Who has Access to Automated Trading
Luckily it’s not just hedge funds and prop-shops who have access to trading algorithms. Automated trading tools are available in cTrader and a lot of other platforms too. Trading robots are usually created by traders themselves who have a specific strategy in mind. You may have development experience yourself or you can look to a professional developer to code your robot for you. Some trading platforms have a proprietary language for creating automated trading strategies. cTrader, however, uses c#, which is a very popular programming language. It may be a good idea to learn the basics yourself or you can just hire a pro. Another option is to buy a trading robot off the shelf. Some traders sell their strategies as a product, however, you should always be extra careful when doing this.

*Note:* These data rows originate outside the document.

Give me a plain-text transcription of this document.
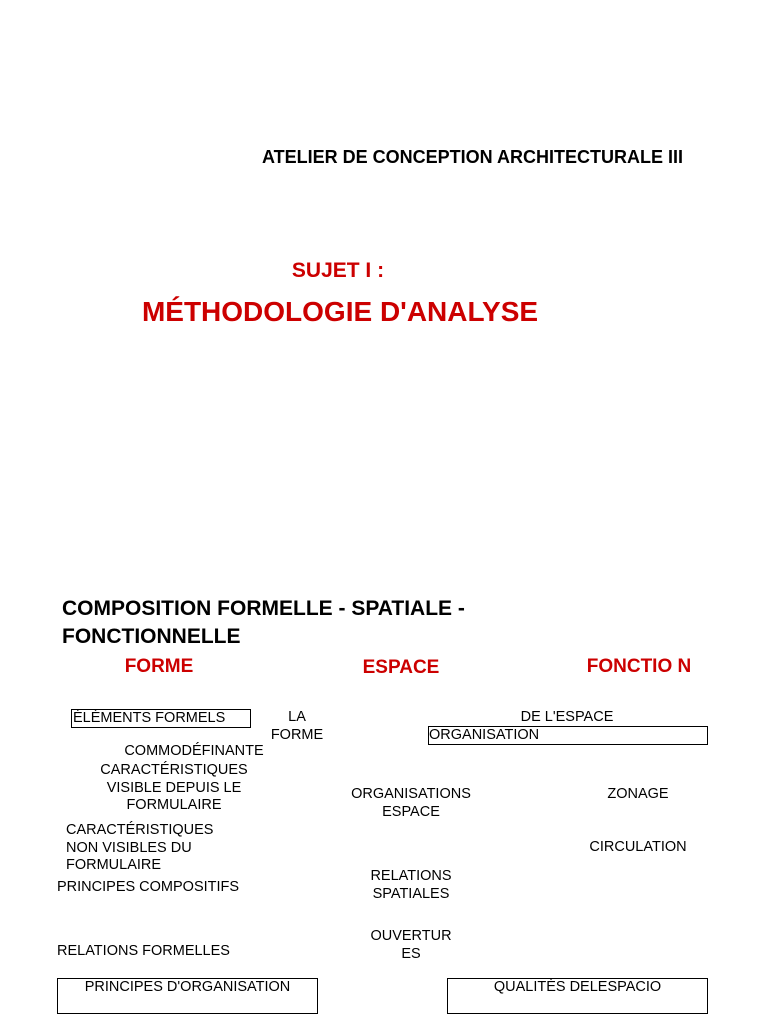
ATELIER DE CONCEPTION ARCHITECTURALE III
SUJET I :
MÉTHODOLOGIE D'ANALYSE
COMPOSITION FORMELLE - SPATIALE - FONCTIONNELLE
FORME	ESPACE	FONCTIO N
ÉLÉMENTS FORMELS	LA FORME
COMMODÉFINANTE
CARACTÉRISTIQUES VISIBLE DEPUIS LE FORMULAIRE
CARACTÉRISTIQUES NON VISIBLES DU FORMULAIRE
PRINCIPES COMPOSITIFS
RELATIONS FORMELLES
PRINCIPES D'ORGANISATION
DE L'ESPACE
ORGANISATION
ORGANISATIONS ESPACE
RELATIONS SPATIALES
OUVERTUR ES
QUALITÉS DELESPACIO
ZONAGE
CIRCULATION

How to Start Automated Trading
If you want to get started, the first step is always to research and learn. Inside the desktop version of cTrader there is a section called “Automate”. In here you can see a number of sample robots which show what the code looks like. There is also an API library which shows all the information the platform lets your robot know about and all the commands the platform lets your robot do.
As a final note, before you get started building your automated trading strategy, you should carefully consider the platform you will commit yourself to. It’s not easy to migrate a developed strategy from one platform to another. Many traders have used MetaTrader 4 as their platform of choice for creating their EAs (Expert Advisors). Using MT4 now would be a horrific decision since the platform will soon be obsolete. Building a trading strategy on a platform like cTrader which only gets better over time, as opposed to outdated and phased out, would be an ideal decision.